Fortaleza - A Polícia Federal (PF) indiciou mais dois suspeitos de participação no assalto ao Banco Central (BC), em Fortaleza, de onde foram levados R$ 164,8 milhões há dois meses. O ex-vigia Deusimar Neves Queiroz foi preso em Fortaleza pela Polícia Civil após ter sido denunciado por uma cunhada, Francisca Rodrigues Cunha.
Ela afirmou em depoimento que o cunhado tinha recebido R$ 2 milhões para participar do crime. Queiroz disse, em depoimento, segundo a PF, ter envolvimento no caso.

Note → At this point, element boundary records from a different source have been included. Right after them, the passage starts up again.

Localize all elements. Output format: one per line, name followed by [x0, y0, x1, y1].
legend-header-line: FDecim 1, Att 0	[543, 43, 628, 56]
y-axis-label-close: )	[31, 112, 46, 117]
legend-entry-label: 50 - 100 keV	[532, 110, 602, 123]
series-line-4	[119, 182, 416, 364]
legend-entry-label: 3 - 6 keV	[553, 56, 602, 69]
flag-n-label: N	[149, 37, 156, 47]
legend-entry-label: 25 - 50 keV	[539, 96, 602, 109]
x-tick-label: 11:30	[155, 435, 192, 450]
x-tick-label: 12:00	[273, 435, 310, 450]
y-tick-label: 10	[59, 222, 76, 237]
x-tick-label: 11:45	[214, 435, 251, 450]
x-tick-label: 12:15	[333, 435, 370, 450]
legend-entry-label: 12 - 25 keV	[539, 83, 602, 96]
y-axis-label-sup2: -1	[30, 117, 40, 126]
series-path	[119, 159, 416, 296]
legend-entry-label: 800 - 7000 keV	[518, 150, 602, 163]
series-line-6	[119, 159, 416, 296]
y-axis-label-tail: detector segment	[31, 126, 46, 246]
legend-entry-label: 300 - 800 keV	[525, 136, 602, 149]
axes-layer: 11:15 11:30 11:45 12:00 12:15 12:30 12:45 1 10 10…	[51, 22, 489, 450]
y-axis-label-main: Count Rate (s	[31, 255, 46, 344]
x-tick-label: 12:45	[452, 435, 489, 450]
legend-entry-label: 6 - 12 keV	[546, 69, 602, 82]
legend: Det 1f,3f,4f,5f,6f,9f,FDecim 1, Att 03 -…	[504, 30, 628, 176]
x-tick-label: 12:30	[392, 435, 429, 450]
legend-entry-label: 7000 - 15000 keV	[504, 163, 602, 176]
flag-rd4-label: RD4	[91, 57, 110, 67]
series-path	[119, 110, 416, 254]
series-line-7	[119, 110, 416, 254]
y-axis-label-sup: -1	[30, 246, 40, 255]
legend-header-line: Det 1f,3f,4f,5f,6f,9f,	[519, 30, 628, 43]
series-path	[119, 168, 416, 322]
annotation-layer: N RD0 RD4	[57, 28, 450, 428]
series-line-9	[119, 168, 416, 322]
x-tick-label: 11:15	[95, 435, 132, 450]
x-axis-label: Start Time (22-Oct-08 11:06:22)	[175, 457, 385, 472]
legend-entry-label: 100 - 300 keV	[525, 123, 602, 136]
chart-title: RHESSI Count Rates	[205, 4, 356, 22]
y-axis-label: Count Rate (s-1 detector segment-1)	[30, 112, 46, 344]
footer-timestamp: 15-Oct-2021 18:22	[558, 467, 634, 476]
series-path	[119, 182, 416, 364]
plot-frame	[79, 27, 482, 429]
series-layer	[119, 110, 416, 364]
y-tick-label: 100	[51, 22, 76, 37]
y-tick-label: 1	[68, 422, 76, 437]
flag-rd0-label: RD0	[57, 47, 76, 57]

Ele contou ter recebido apenas R$ 200 mil, que usou para comprar uma casa para outra cunhada, um carro usado, ano 98, e uma moto.
Queiroz afirmou que forneceu à quadrilha informações sobre o interior do BC e da caixa-forte, onde trabalhou enquanto era vigia contratado da empresa de segurança Corpvs, que prestava serviços ao banco.
Queiroz foi demitido em 2000, por corte de funcionários. A PF vai investigar se ele teve participação no assalto que aconteceu à Corpvs em 1999, quando foram roubados R$ 6,9 milhões. Um dos suspeitos de participar daquele crime é Antônio Jussivan Alves dos Santos, o Alemão, considerado o líder da quadrilha que furtou o Banco Central. Ele está foragido.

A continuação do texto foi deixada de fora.